Tuesday, June 9, 2015

Garden Fountains 101

"The hours I spend with you I look upon as a 
sort of perfumed garden with fountain singing to it." 
-George Edward Moore, 
English philosopher

I love fountains. I love my garden. I love fountains in my garden.  When I traveled through Europe many years ago, one of my favorite things was the stunning fountains found in almost every town. The sound, the movement, the way people hung out near them....irresistible! 

Naturally when I started flower gardening, I wanted to bring in this element, so I did. And let me tell you in no uncertain terms--FOUNTAINS ARE THE BIGGEST PAIN IN THE ASS YOU WILL EVER EXPERIENCE! 

Phew! That felt good. Over the past decade, I have struggled with fountains of every size and shape, and spent hundreds of dollars replacing them or keeping them in working order. I now have an encyclopedic knowledge of fountains and want to share with you some of my hard earned lessons:

Fountains 101 
For the Average Home Owner 

1. Avoid concrete or stone fountains, particularly large ones. They're nightmarishly heavy and nearly impossible to fix if they leak. (don't listen to the hardware guy...he just wants to sell you cauk).

I bought this concrete fountain on a garage sale for $30. 
It took three men to load it into my car. Turned out it leaked.  
I tried everything to fix it.  I ended up drilling holes into it 
and turning it into a succulent planter.

2. Only buy a resin fountain IF: 
     a.) you live in a temperate climate. 
     b.) are willing to winter-store the fountain indoors in cold climates.
     c.) you don't mind chipped paint, because water and painted resin do not play well together!
This is the first resin 3-tiered fountain I bought. The base cracked open its second winter, and the whole thing toppled over.
This is the second three-tiered resin fountain I bought.  The paint started chipping off its first season, and the middle holding piece cracked off its second season. Instead of throwing it away like I did the first fountain, I drilled holes into the base piece and turned the whole thing into a towered petunia planter.  Much better!

I bought this resin fountain at a big box store. I liked the idea
of water running down rocks. It actually lasted four years
because I took the time to winter it indoors. The fourth year I got lazy and left it out. The bottom cracked open and now
it's just an expensive decoration.

3. Factor in how much wind your area gets. I live in a region where they build wind farms! Not a day goes by when my fountain pump isn't clogged with feathers, leaves, dirt, and other little debris the wind blows in! (One strategy for dealing with this is to put a mesh cover over the hole that leads to the pump.)

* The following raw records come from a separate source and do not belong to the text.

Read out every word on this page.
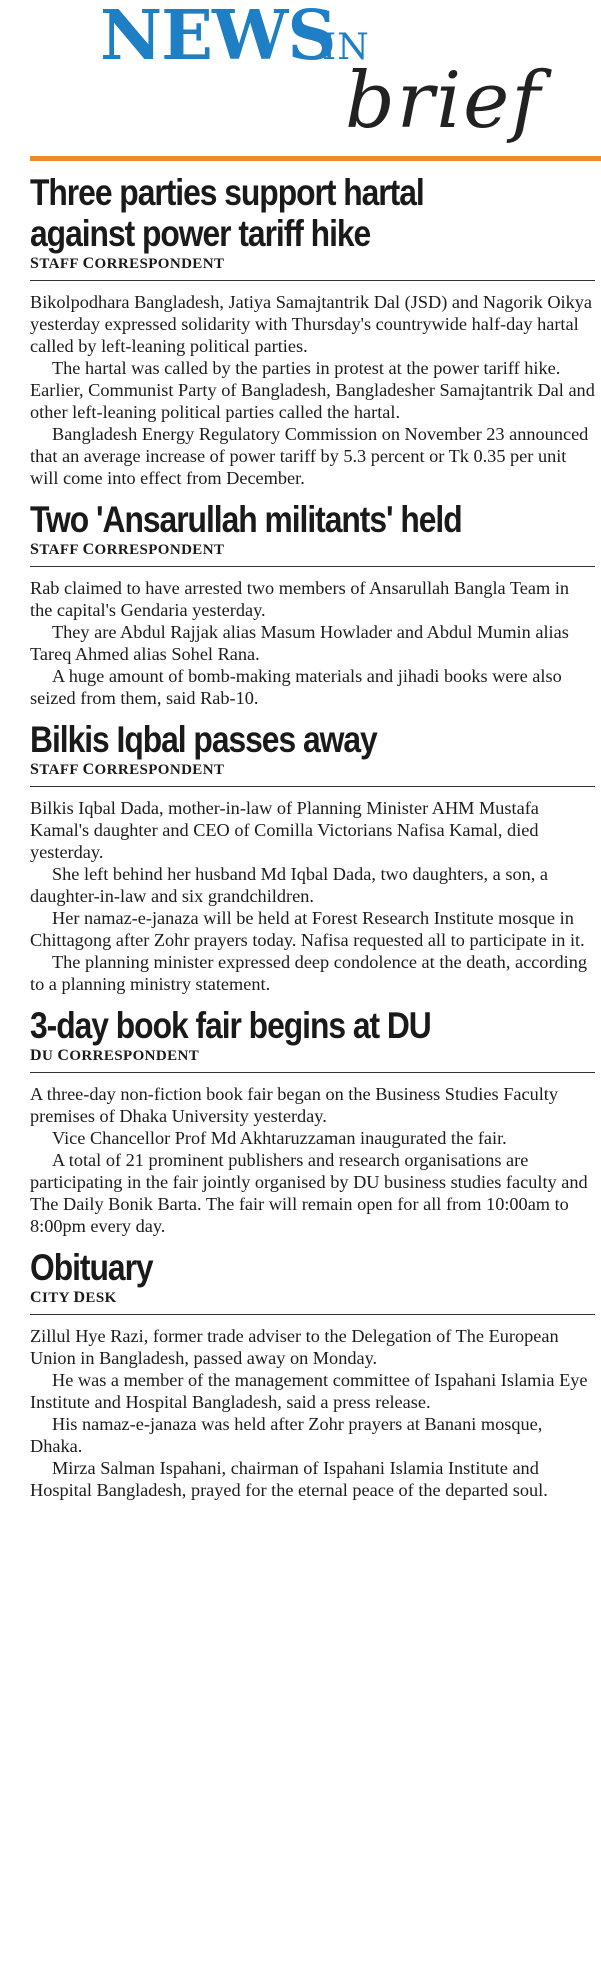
NEWS
IN
brief
Three parties support hartal
against power tariff hike
STAFF CORRESPONDENT

Bikolpodhara Bangladesh, Jatiya Samajtantrik Dal (JSD) and Nagorik Oikya yesterday expressed solidarity with Thursday's countrywide half-day hartal called by left-leaning political parties.

The hartal was called by the parties in protest at the power tariff hike. Earlier, Communist Party of Bangladesh, Bangladesher Samajtantrik Dal and other left-leaning political parties called the hartal.

Bangladesh Energy Regulatory Commission on November 23 announced that an average increase of power tariff by 5.3 percent or Tk 0.35 per unit will come into effect from December.

Two 'Ansarullah militants' held
STAFF CORRESPONDENT

Rab claimed to have arrested two members of Ansarullah Bangla Team in the capital's Gendaria yesterday.

They are Abdul Rajjak alias Masum Howlader and Abdul Mumin alias Tareq Ahmed alias Sohel Rana.

A huge amount of bomb-making materials and jihadi books were also seized from them, said Rab-10.

Bilkis Iqbal passes away
STAFF CORRESPONDENT

Bilkis Iqbal Dada, mother-in-law of Planning Minister AHM Mustafa Kamal's daughter and CEO of Comilla Victorians Nafisa Kamal, died yesterday.

She left behind her husband Md Iqbal Dada, two daughters, a son, a daughter-in-law and six grandchildren.

Her namaz-e-janaza will be held at Forest Research Institute mosque in Chittagong after Zohr prayers today. Nafisa requested all to participate in it.

The planning minister expressed deep condolence at the death, according to a planning ministry statement.

3-day book fair begins at DU
DU CORRESPONDENT

A three-day non-fiction book fair began on the Business Studies Faculty premises of Dhaka University yesterday.

Vice Chancellor Prof Md Akhtaruzzaman inaugurated the fair.

A total of 21 prominent publishers and research organisations are participating in the fair jointly organised by DU business studies faculty and The Daily Bonik Barta. The fair will remain open for all from 10:00am to 8:00pm every day.

Obituary
CITY DESK

Zillul Hye Razi, former trade adviser to the Delegation of The European Union in Bangladesh, passed away on Monday.

He was a member of the management committee of Ispahani Islamia Eye Institute and Hospital Bangladesh, said a press release.

His namaz-e-janaza was held after Zohr prayers at Banani mosque, Dhaka.

Mirza Salman Ispahani, chairman of Ispahani Islamia Institute and Hospital Bangladesh, prayed for the eternal peace of the departed soul.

I bought this used stone fountain from a local greenhouse. Yes, it leaks and requires yearly sealing. However, unlike my concrete fountain, this one is at least weight manageable! The birds love it, and I'm constantly cleaning out tiny feathers and leaves. I need to add some algae treater to this fountain.  LOL, too much to do! 

4. Size matters! I know you want that big, gorgeous fountain the Hollywood stars have in their circle drives, but factor in how much work fountains are, and how much you're willing to invest in them. I finally found the perfect fountain for me. It's lightweight, easy to move around, low maintenance, and I even put live water plants in it!  I found this baby at an art fair. It's handmade, easy to clean, and will never break! The only thing I need to do is bring in the pump for the winter. 

5. Look for bargains. Fountains are lot like George Foreman grills....eventually they show up on garage sales for next to nothing! Be on the lookout for these gems, and you can fill every corner of your garden with flowing water! 

I bought this fountain on a garage sale for $12. The pump
was working and everything! (If the pump wasn't working,
I'd have offered them $6). It's only two feet tall, and the
birds and insects love it.
Well, my fellow gardeners, that's it. I hope my fountain of knowledge has bubbled forth sufficiently on you! Good luck!